The show was about marital strife. The central characters quarrelled about their money and possessions. They put stickers on their furniture and ornaments—indicating who owned what.
But the real “fun” came when they discussed their assets. He had spent years at work so considered the money and wealth was his. He conceded that as she had raised the children at home, she deserved some consideration—so he offered her 15%!
This offer went up like the proverbial lead balloon. She was having nothing of that and talked of lawyers and taking him for a large amount.
She argued for the value of her contribution to the home—cooking, cleaning, laundry and child raising. It was quite clear that she was heading for 50% of all the assets with even the possibility of the house plus 50%. He accepted the logic of her argument and raised his offer begrudgingly to 18%.
It got me thinking of prenuptial agreements. Such agreements are like choosing the wrong golf stick because you do not think that you will hit the right one properly. It is a self-fulfilling prophecy. Prenuptial agreements enter marriage planning for its failure.
But if you did have the choice to draw up your own prenuptial agreement—what would you agree to? What would be the split up of your future assets? Who would get what?
It is like the wedding service. If you were allowed to write your own promises and agreement what would you write? Most people choose meaninglessness. The modern non-Christian wedding is full of clichéd romantic declarations that are useless non-promises. The concept of the wedding as giving and receiving of promises has long gone out the matrimonial window. It is a declaration of love—“I do” rather than “I will”.
But if you could make promises what would you promise? Would you promise to be kind to each other just as long as you felt like it? Would you promise to stay with each other until you got tired of it? I cannot believe that people would invent promises that would express the desire to separate. The old Prayer Book service promises still express peoples' hope: “from this day forward, for better for worse, for richer for poorer, in sickness and in health, to love and to cherish till death us do part…”
And what would be your prenuptial agreement? A 50/50 split of all assets? Is that fair? What if your spouse's health is declining and cannot go back to work? What if your wife still has family responsibilities? How do you compensate for your wife being out of the workforce for the child raising years, so that she cannot get a comparable job in the future?
Surveys show that though the wife most commonly gets the house as well as her “share” of the assets, within a few years she is worse off than the husband. It is much less lucrative for her to restart her career than for him to continue his. She generally has to sell the house and start eating into the capital.
So what would you agree to—a fifty/fifty or a sixty/forty split? The old Prayer Book was very much simpler. The bridegroom promised “With this ring I thee wed, with my body I thee worship, and with all my worldly goods I thee endow.” And the bride said nothing as she slipped the ring on his finger for men did not wear wedding rings.
It is later prayer books that have tried to express the mutuality of marriage in terms of both giving wedding rings and making the promise “with all that I am and all that I have I honour you”. It is a wonderfully vague and meaningless declaration of mutual love that avoids the reality of money altogether.

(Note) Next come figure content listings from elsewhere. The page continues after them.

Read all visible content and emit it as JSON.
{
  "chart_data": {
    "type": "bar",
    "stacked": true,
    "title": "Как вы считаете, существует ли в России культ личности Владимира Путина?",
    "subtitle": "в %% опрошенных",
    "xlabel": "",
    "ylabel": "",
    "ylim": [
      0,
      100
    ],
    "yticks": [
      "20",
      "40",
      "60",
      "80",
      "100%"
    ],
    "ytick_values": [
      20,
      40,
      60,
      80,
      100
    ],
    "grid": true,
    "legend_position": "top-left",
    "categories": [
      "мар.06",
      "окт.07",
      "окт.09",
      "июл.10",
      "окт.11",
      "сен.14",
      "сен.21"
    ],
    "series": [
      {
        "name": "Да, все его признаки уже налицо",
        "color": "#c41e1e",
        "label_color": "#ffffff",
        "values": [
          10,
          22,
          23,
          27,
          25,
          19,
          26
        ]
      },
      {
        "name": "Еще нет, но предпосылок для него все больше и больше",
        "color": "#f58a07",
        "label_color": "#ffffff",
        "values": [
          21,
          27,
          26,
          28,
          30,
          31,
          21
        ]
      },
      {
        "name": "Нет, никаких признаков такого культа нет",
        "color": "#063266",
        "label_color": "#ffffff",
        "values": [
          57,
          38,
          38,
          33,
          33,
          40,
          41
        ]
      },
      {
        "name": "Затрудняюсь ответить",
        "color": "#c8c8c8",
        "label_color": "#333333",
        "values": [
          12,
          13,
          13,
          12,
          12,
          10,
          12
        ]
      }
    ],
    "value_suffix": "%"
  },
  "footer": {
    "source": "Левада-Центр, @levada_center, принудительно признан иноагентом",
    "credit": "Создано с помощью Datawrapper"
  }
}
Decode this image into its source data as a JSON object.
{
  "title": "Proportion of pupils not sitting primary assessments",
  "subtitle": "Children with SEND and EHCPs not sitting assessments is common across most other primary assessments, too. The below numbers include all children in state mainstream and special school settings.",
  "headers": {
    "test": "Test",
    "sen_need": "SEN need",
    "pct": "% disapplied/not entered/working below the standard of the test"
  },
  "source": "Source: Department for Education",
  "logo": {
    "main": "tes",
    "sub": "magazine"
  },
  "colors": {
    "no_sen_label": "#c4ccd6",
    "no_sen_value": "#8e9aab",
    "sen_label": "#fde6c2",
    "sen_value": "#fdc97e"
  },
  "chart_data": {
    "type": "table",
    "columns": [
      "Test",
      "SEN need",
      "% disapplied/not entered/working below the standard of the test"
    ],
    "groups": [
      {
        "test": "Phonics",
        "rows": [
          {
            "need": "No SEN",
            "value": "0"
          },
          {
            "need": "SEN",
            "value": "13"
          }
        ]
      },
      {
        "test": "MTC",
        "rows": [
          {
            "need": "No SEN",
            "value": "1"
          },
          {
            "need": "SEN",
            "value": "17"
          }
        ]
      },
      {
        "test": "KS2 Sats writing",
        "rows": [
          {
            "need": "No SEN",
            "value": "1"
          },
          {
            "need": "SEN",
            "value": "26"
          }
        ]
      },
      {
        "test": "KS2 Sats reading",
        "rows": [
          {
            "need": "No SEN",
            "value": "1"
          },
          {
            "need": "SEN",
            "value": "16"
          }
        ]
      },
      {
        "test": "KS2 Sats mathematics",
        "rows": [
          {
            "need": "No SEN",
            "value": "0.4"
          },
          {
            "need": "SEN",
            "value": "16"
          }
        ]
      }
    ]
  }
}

The modern marriage is a “fifty-fifty” relationship. But marriage is built not on two halves becoming one but two wholes becoming one. “Therefore a man shall leave his father and his mother and hold fast to his wife, and they shall become one flesh” (Genesis 2:24).
Once you have endowed your beloved with all your worldly goods there is no room to split your assets. You do not have any. You have already endowed them all to her. Ah, gone are the days of when gentlemen promised total commitment. Little wonder, we have to ask the question of what percentage of the assets does each get. Little wonder, we are facing the question of splitting up at all.